Weaknesses: it leans heavily on one analyst’s framing with no opposing voice, and the supercycle case rests almost entirely on “if AI demand stays linear” — a load-bearing assumption that is doing a lot of work and could just as easily wobble. The recurring India-grievance framing (reopen Sterlite!) is reasonable but one-sided; the plant closed after people were killed in a police firing, and “if there are environmental concerns they should be resolved” rather waves past a serious story. The transcript is also a bit meandering, with the interviewer doing a lot of “I read somewhere” thinking-aloud.

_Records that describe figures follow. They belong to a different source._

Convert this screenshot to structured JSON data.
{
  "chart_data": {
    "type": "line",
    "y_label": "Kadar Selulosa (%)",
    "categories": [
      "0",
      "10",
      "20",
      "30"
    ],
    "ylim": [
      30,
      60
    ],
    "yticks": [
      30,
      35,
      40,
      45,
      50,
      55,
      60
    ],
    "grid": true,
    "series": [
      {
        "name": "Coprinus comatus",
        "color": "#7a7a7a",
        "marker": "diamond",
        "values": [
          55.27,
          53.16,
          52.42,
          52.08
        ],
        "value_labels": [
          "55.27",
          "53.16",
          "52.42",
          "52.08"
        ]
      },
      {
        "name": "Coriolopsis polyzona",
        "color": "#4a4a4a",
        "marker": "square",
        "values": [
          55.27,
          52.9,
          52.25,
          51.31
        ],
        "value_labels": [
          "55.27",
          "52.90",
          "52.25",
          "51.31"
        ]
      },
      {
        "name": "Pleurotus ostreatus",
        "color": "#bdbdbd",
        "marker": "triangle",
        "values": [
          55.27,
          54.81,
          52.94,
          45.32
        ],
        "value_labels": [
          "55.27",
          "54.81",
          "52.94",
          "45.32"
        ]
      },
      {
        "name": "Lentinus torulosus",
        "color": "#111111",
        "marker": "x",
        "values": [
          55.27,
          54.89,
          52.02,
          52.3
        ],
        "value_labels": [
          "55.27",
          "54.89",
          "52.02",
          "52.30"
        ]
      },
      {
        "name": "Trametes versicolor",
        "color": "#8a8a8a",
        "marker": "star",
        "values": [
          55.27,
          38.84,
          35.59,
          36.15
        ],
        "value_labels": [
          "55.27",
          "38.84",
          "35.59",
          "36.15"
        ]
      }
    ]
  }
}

A 7. Clear, mostly rigorous, genuinely educational on market mechanics, let down slightly by single-source framing and an AI-demand assumption it can’t really defend.

Further Reading

  • London Metal Exchange (LME) — primary source for the inventory data Jeswani recommends tracking weekly.
  • The Green Tribunal / Sterlite Tuticorin case — for the full environmental-and-protest story behind India’s import dependence, worth reading from non-industry sources for balance.
  • EU CBAM (Carbon Border Adjustment Mechanism) — the carbon-border-tax framework that begins reshaping copper-product exports from 2028.